Publié le par antoiniste

    L'argent est son amour, l'argent est son idole. Tous les blancs y pensent, même quand ils dorment. Il y en a beaucoup dont les mains sont devenues crochues et ressemblent dans leur position aux pattes de la grande fourmi des bois, à force d'agripper le papier et le métal. Il y en a beaucoup dont les yeux sont devenus aveugle à force de compter leur argent. Il y en a beaucoup qui ont donné leur joie pour l'argent, leur rire, leur honneur, leur conscience, leur bonheur et même femme et enfants.
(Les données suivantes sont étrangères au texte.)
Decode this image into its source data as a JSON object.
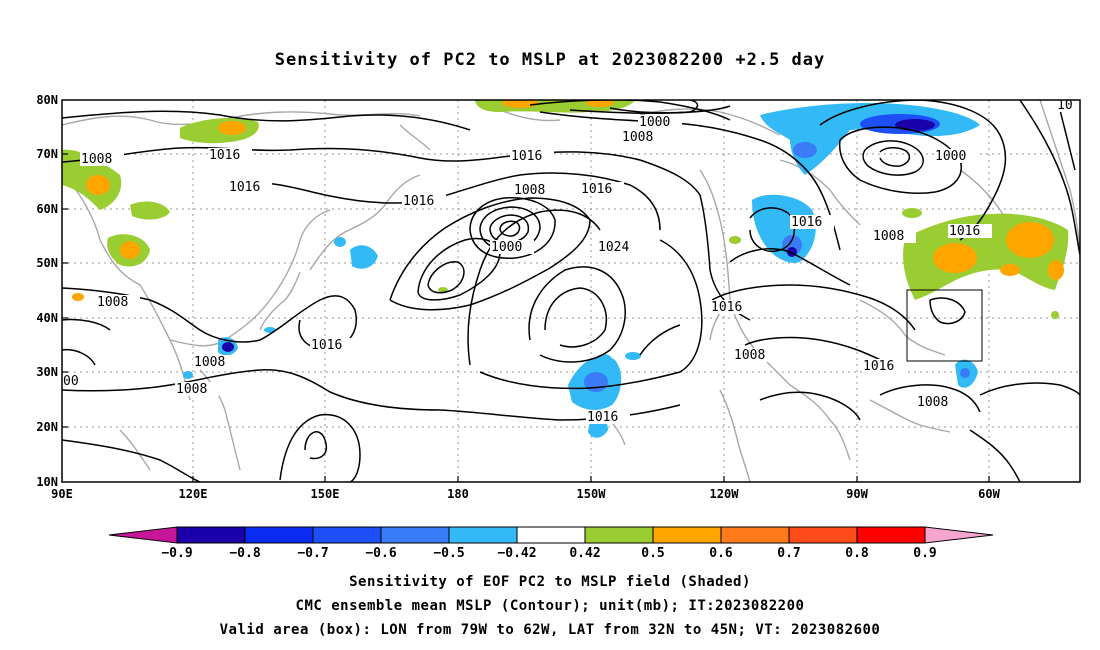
{
  "title": "Sensitivity of PC2 to MSLP at 2023082200 +2.5 day",
  "axes": {
    "lat_ticks": [
      "80N",
      "70N",
      "60N",
      "50N",
      "40N",
      "30N",
      "20N",
      "10N"
    ],
    "lon_ticks": [
      "90E",
      "120E",
      "150E",
      "180",
      "150W",
      "120W",
      "90W",
      "60W"
    ]
  },
  "contour_labels": [
    {
      "text": "1008",
      "id": "c1"
    },
    {
      "text": "1016",
      "id": "c2"
    },
    {
      "text": "1016",
      "id": "c3"
    },
    {
      "text": "1016",
      "id": "c4"
    },
    {
      "text": "1016",
      "id": "c5"
    },
    {
      "text": "1000",
      "id": "c6"
    },
    {
      "text": "1008",
      "id": "c7"
    },
    {
      "text": "1016",
      "id": "c8"
    },
    {
      "text": "1008",
      "id": "c9"
    },
    {
      "text": "1016",
      "id": "c10"
    },
    {
      "text": "1000",
      "id": "c11"
    },
    {
      "text": "1024",
      "id": "c12"
    },
    {
      "text": "1016",
      "id": "c13"
    },
    {
      "text": "1008",
      "id": "c14"
    },
    {
      "text": "1016",
      "id": "c15"
    },
    {
      "text": "1008",
      "id": "c16"
    },
    {
      "text": "1008",
      "id": "c17"
    },
    {
      "text": "1016",
      "id": "c18"
    },
    {
      "text": "1016",
      "id": "c19"
    },
    {
      "text": "1008",
      "id": "c20"
    },
    {
      "text": "1016",
      "id": "c21"
    },
    {
      "text": "1016",
      "id": "c22"
    },
    {
      "text": "1008",
      "id": "c23"
    },
    {
      "text": "1000",
      "id": "c24"
    },
    {
      "text": "10",
      "id": "c25"
    },
    {
      "text": "00",
      "id": "c26"
    }
  ],
  "colorbar": {
    "labels": [
      "-0.9",
      "-0.8",
      "-0.7",
      "-0.6",
      "-0.5",
      "-0.42",
      "0.42",
      "0.5",
      "0.6",
      "0.7",
      "0.8",
      "0.9"
    ],
    "colors": [
      "#1a00a8",
      "#0a2cf0",
      "#1c4ff5",
      "#3a7cf7",
      "#33b9f5",
      "#ffffff",
      "#9acd32",
      "#ffa500",
      "#ff7a1a",
      "#ff4a1a",
      "#ff0000"
    ],
    "low_end_color": "#c8169a",
    "high_end_color": "#f4a6cf"
  },
  "captions": [
    "Sensitivity of EOF PC2 to MSLP field (Shaded)",
    "CMC ensemble mean MSLP (Contour); unit(mb); IT:2023082200",
    "Valid area (box): LON from 79W to 62W, LAT from 32N to 45N; VT: 2023082600"
  ],
  "valid_box": {
    "lon_min": "79W",
    "lon_max": "62W",
    "lat_min": "32N",
    "lat_max": "45N"
  }
}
    Presque tous donnent leur santé pour le métal rond et les papiers lourds. Ils l'emportent dans leurs pagnes à l'intérieur de peaux dures et pliées. Ils le posent la nuit sous leur rouleau de repos, pour que personne ne le leur prenne. Ils y pensent tous les jours, à chaque heure, à chaque instant. Tous y pensent. Même les enfants doivent y penser. Cela leur est enseigné par leur mère, et ils voient le comportement de leur père.

Erich Scheurmann - Le Papalagui, Les étonnants propos de Touiavii, chef de tribu, sur les hommes blancs
Pocket, 1920 (p.43-44)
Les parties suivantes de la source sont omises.